Basically the plugin runs on a vMA appliance, so you can place that appliance on the remote location and this should overcome bandwidth issues.
Check out the plugin here:
http://exchange.nagios.org/directory/Pl ... re/details
Re: Distributed Monitoring on remote Site
Posted: Thu Sep 11, 2014 8:49 am
by litsupport.box
Thanks for your replies,
To be clear, not on all sites there is a bandwidth issue, but the connection just drops for a few minutes and comes back again. Sometimes there is a ping loss, other times it's replying, but takes too long.
Unfortunately, there's nothing to do about those issues. It's a problem connecting from one country in the world to another.
For the remote vSphere hosts, I'm (currently) only interested in the host usage stats (CPU, mem, net, datastore).

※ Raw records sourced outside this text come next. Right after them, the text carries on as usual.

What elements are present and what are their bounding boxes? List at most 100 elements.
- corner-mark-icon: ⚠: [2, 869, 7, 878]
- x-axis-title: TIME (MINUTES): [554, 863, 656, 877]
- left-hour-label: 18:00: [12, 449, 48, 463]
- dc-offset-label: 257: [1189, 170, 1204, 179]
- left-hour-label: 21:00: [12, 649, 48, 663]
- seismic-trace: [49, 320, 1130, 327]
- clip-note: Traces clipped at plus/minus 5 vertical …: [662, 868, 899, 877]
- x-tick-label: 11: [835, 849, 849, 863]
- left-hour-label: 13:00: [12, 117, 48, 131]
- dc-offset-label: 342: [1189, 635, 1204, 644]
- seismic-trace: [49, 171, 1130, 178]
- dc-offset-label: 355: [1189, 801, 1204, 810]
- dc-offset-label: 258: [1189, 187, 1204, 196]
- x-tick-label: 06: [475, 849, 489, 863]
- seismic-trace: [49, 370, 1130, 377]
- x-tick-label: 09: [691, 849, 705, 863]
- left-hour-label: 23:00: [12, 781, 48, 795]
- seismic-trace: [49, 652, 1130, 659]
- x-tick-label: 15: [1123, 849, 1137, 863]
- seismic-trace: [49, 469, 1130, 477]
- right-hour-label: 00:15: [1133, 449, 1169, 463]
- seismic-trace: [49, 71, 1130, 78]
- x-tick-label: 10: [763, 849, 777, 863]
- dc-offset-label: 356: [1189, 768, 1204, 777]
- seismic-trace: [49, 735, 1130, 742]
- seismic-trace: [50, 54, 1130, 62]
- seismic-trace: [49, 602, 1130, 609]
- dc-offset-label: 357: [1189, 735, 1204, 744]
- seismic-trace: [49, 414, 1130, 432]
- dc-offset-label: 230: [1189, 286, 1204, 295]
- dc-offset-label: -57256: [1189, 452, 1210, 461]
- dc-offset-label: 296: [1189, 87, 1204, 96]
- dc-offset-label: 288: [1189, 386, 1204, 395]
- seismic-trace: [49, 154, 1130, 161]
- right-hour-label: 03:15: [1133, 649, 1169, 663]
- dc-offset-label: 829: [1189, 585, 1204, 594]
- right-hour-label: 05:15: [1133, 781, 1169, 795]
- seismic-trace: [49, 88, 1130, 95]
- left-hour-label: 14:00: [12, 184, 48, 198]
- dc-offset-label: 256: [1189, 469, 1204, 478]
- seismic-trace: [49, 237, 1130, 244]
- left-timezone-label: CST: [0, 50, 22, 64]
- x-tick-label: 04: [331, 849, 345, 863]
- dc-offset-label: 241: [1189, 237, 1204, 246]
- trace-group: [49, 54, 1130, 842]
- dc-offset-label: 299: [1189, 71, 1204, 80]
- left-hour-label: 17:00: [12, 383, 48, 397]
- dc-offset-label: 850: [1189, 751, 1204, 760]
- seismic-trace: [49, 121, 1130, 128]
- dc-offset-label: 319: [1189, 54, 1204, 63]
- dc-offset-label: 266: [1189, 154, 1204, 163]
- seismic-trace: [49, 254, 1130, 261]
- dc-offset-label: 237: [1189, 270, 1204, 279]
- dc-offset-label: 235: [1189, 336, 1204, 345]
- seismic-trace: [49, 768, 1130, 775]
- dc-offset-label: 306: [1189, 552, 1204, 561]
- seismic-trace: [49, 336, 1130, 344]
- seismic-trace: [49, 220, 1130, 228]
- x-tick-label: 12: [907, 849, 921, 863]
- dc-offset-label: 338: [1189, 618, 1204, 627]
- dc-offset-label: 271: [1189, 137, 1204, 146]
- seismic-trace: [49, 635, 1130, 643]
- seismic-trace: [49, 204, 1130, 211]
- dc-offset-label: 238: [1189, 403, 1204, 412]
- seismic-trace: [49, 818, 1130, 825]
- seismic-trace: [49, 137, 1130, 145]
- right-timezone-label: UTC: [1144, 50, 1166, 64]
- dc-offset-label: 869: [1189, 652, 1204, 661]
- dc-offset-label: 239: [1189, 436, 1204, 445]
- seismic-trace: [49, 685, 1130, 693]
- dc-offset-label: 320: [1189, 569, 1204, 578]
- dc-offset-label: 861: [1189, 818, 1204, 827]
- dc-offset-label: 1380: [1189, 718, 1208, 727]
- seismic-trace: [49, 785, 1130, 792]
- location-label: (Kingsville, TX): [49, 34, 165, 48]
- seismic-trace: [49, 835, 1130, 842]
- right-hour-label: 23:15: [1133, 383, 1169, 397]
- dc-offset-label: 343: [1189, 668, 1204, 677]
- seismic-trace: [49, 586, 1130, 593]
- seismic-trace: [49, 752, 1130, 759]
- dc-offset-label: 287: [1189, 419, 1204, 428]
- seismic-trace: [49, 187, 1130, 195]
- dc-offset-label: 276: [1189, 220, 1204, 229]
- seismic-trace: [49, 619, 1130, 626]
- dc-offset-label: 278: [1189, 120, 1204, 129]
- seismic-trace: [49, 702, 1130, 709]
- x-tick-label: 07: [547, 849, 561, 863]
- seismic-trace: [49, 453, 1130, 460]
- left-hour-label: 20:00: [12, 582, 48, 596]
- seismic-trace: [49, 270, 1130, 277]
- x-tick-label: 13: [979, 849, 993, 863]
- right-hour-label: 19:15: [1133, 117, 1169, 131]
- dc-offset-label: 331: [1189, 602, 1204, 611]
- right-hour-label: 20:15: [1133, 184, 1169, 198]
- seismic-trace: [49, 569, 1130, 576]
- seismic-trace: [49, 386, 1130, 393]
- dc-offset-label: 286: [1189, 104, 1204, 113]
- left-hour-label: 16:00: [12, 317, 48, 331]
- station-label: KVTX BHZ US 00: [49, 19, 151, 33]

And the vMA-solution is already in use for our datacenter, where the Central Nagiosbox already lives. So this will be easier to install on the remote location. (Been there, done that

)
But in the future we will also want to monitor other hardware (eg. switches) is this possible with the vMA ?
With the Core-solution on the remote site, if the check results aren't sent, because the connection is lost or another issue. Is it sent afterwards, when the connection is good again?
Is there a way to check when the slave reported lastly and sent warn/crit notifications when this is too long ago?
Re: Distributed Monitoring on remote Site
Posted: Thu Sep 11, 2014 4:45 pm
by Box293
With the vMA solution ... you could install plugins on the vMA appliance and have those checks issued via check_by_ssh from the central location. That way the checks are executed at the remote site. However this isn't much different to the mod_gearman solution tmcdonald recommended.